When the Disciples of Christ movement was getting started, it was unique on the American church landscape for a number of reasons. For one thing, our movement rejected long detailed creedal statements as a test of fellowship. How can you boil down the mystery of faith into some formulas? Our founders said, “let’s just look in the New Testament, and do our best to follow the Way of Jesus Christ. Insisting on your own creed only divides people.” And so that is where we still stand, as just followers (disciples) of Jesus Christ, without requiring agreements on all the specific issues.
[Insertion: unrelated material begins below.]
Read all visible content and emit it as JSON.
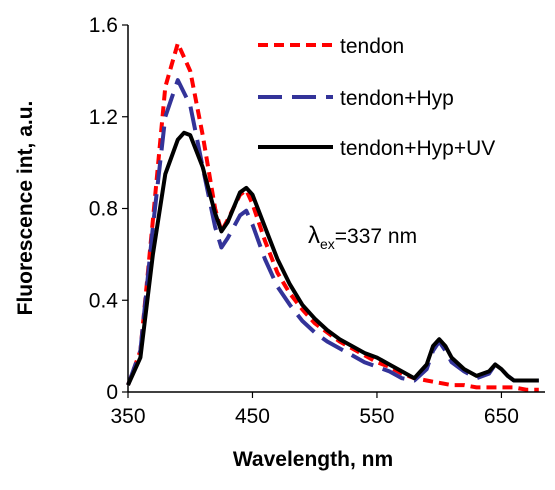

Another of our major emphases was baptism. And unlike most of the rest of the churches, we decided that baptism was most appropriately the act of an adult, or nearly adult believer. Although many other churches baptize infants by sprinkling water on them, we baptize by immersion. Baptism by immersion has proved for generations to be a powerful memory that inspires believers for the rest of their lives. Most commonly in the New Testament, baptism happened when an adult heard a gospel message and wanted to take a step of obedience in response to that message. One of the most well-known examples is the story of the Ethiopian eunuch. This man, whose name we are never told, travels to Jerusalem to worship the God of Israel. But he leaves to go home to Africa still spiritually unfulfilled. As he travels, he meets the Apostle Philip, and Philip teaches him about Jesus. The Ethiopian receives his word with whole-hearted commitment. He knows that this is what his heart has searched for all of his life. So as the two travel, he says, “Here is water What is to prevent me from being baptized?” And Philip takes him into the water and immersed him.
Even still, the amount of water was not the only big thing. For us as disciples, we think about baptism as being a big step of commitment. It is the time when we make our statement, “I have decided to follow Jesus. I am going to wash away all that has been and allow God to create in me a new life.” And that statement can only truly be made by people who are old enough to think about their lives and to understand how big a choice that is. It isn’t like, “Do I want a peanut butter and jelly or turkey sandwich?” This is a once and for all choice that henceforth, you have set a new path.
Although it is common that people are baptized as teenagers or young adults, our church rejoices whenever anyone steps into the waters of new life. On Sunday, August 30, after livestream worship, we will be celebrating the baptism of Peggy Gilmore at the Snyder home, 1541 39th Street. Even though we will not be able to gather as the full community of faith, we hope that you will surround her with prayer at that time.